Acreditando se tratar de uma situação emergencial, o homem realizou o pagamento. Após perceber que havia sido enganado, ele informou ter entrado em contato com a plataforma Mercadopago, responsável pela emissão do boleto, e com o Banco do Brasil, pedindo o cancelamento da transação e o bloqueio do repasse do valor à conta beneficiária. As instituições, no entanto, solicitaram a improcedência do pedido judicial.

O caso foi analisado pelo juiz Licar Pereira, que conduziu audiência de conciliação sem acordo entre as partes. Ao examinar o mérito, o magistrado reconheceu tratar-se de relação de consumo, com aplicação do Código de Defesa do Consumidor e inversão do ônus da prova em favor do autor.

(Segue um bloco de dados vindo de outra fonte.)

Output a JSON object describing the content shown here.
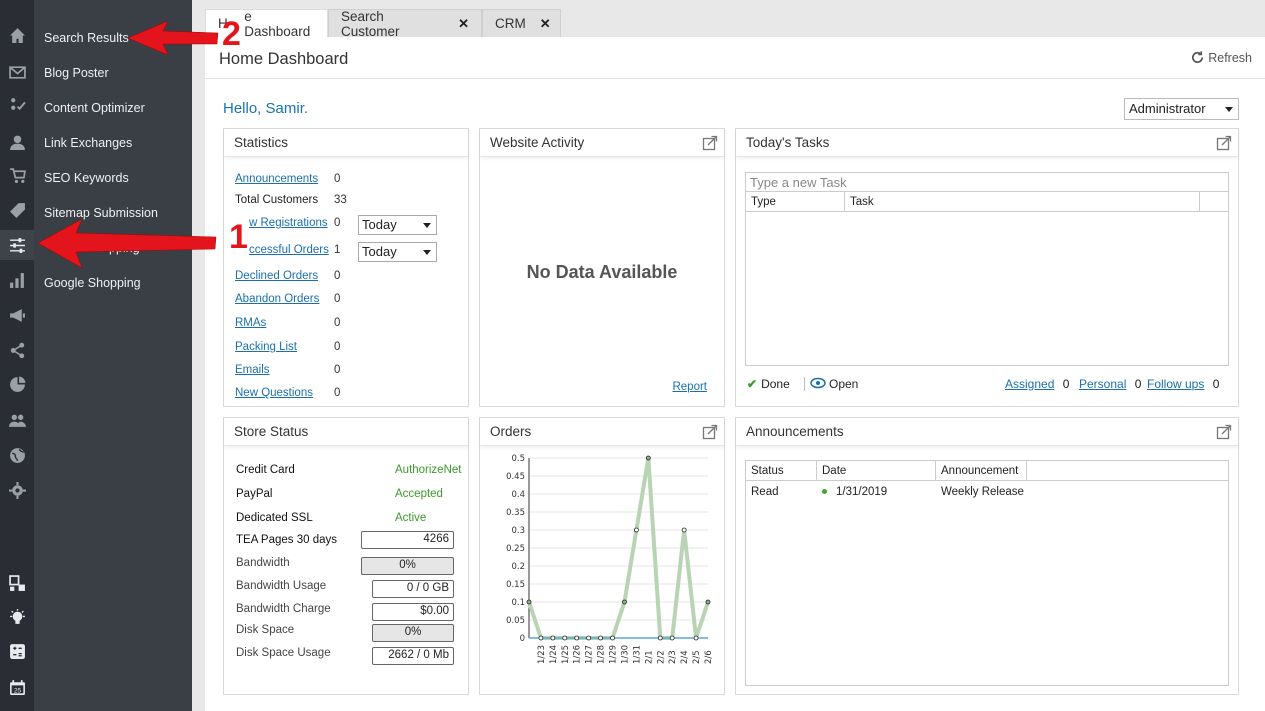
{
  "sidebar": {
    "rail_icons": [
      "home-icon",
      "mail-icon",
      "checklist-icon",
      "user-icon",
      "cart-icon",
      "tag-icon",
      "sliders-icon",
      "bar-chart-icon",
      "megaphone-icon",
      "share-icon",
      "pie-chart-icon",
      "users-group-icon",
      "globe-icon",
      "gear-icon",
      "layout-icon",
      "lightbulb-icon",
      "calculator-icon",
      "calendar-icon"
    ],
    "menu_items": [
      "Search Results",
      "Blog Poster",
      "Content Optimizer",
      "Link Exchanges",
      "SEO Keywords",
      "Sitemap Submission",
      "pping",
      "Google Shopping"
    ]
  },
  "tabs": [
    {
      "label": "H",
      "label2": "e Dashboard"
    },
    {
      "label": "Search Customer",
      "close": "✕"
    },
    {
      "label": "CRM",
      "close": "✕"
    }
  ],
  "header": {
    "title": "Home Dashboard",
    "refresh_label": "Refresh"
  },
  "greeting": "Hello, Samir.",
  "role": "Administrator",
  "statistics": {
    "title": "Statistics",
    "rows": [
      {
        "label": "Announcements",
        "value": "0",
        "link": true
      },
      {
        "label": "Total Customers",
        "value": "33",
        "link": false
      },
      {
        "label": "w Registrations",
        "value": "0",
        "link": true,
        "period": "Today"
      },
      {
        "label": "ccessful Orders",
        "value": "1",
        "link": true,
        "period": "Today"
      },
      {
        "label": "Declined Orders",
        "value": "0",
        "link": true
      },
      {
        "label": "Abandon Orders",
        "value": "0",
        "link": true
      },
      {
        "label": "RMAs",
        "value": "0",
        "link": true
      },
      {
        "label": "Packing List",
        "value": "0",
        "link": true
      },
      {
        "label": "Emails",
        "value": "0",
        "link": true
      },
      {
        "label": "New Questions",
        "value": "0",
        "link": true
      }
    ]
  },
  "website_activity": {
    "title": "Website Activity",
    "empty": "No Data Available",
    "report": "Report"
  },
  "tasks": {
    "title": "Today's Tasks",
    "placeholder": "Type a new Task",
    "columns": [
      "Type",
      "Task"
    ],
    "done": "Done",
    "open": "Open",
    "assigned": "Assigned",
    "assigned_count": "0",
    "personal": "Personal",
    "personal_count": "0",
    "followups": "Follow ups",
    "followups_count": "0"
  },
  "store_status": {
    "title": "Store Status",
    "credit_card": "Credit Card",
    "credit_card_value": "AuthorizeNet",
    "paypal": "PayPal",
    "paypal_value": "Accepted",
    "ssl": "Dedicated SSL",
    "ssl_value": "Active",
    "tea_pages": "TEA Pages 30 days",
    "tea_pages_value": "4266",
    "bandwidth": "Bandwidth",
    "bandwidth_value": "0%",
    "bandwidth_usage": "Bandwidth Usage",
    "bandwidth_usage_value": "0 / 0 GB",
    "bandwidth_charge": "Bandwidth Charge",
    "bandwidth_charge_value": "$0.00",
    "disk_space": "Disk Space",
    "disk_space_value": "0%",
    "disk_usage": "Disk Space Usage",
    "disk_usage_value": "2662 / 0 Mb"
  },
  "orders": {
    "title": "Orders"
  },
  "announcements": {
    "title": "Announcements",
    "columns": [
      "Status",
      "Date",
      "Announcement"
    ],
    "rows": [
      {
        "status": "Read",
        "date": "1/31/2019",
        "text": "Weekly Release"
      }
    ]
  },
  "annotations": {
    "callout_1": "1",
    "callout_2": "2"
  },
  "colors": {
    "link": "#1a6fb0",
    "accent_green": "#3a9a2a",
    "callout": "#e3141b",
    "series": "#b9d3b5"
  },
  "chart_data": {
    "type": "line",
    "title": "",
    "categories": [
      "1/23",
      "1/24",
      "1/25",
      "1/26",
      "1/27",
      "1/28",
      "1/29",
      "1/30",
      "1/31",
      "2/1",
      "2/2",
      "2/3",
      "2/4",
      "2/5",
      "2/6"
    ],
    "series": [
      {
        "values": [
          0.1,
          0,
          0,
          0,
          0,
          0,
          0,
          0,
          0.1,
          0.3,
          0.5,
          0,
          0,
          0.3,
          0,
          0.1
        ]
      }
    ],
    "x_points": [
      "1/23",
      "1/23b",
      "1/24",
      "1/25",
      "1/26",
      "1/27",
      "1/28",
      "1/29",
      "1/30",
      "1/31",
      "2/1",
      "2/2",
      "2/3",
      "2/4",
      "2/5",
      "2/6"
    ],
    "yticks": [
      "0",
      "0.05",
      "0.1",
      "0.15",
      "0.2",
      "0.25",
      "0.3",
      "0.35",
      "0.4",
      "0.45",
      "0.5"
    ],
    "ylim": [
      0,
      0.5
    ],
    "grid": true
  }
}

Autor contribuiu para o dano

Na avaliação do juiz, o próprio relato do autor demonstra que ele contribuiu para a ocorrência do prejuízo ao não verificar a autenticidade da mensagem recebida. “Constata-se que o requerente não adotou as cautelas necessárias para confirmar se o contato que se dizia ser seu filho era verdadeiro”, destacou na sentença.

O magistrado também observou que o pagamento só foi possível porque o próprio autor utilizou sua senha e dados pessoais, não ficando evidenciada qualquer falha ou vulnerabilidade nos sistemas das instituições financeiras envolvidas. Para a Justiça, não houve comprovação de que o número utilizado no golpe tivesse vínculo com os bancos demandados.

Diante disso, o Juizado concluiu que não existiu falha na prestação dos serviços e que as instituições não podem ser responsabilizadas por atos praticados por terceiros sem vínculo com elas, decidindo, assim, pela improcedência do pedido.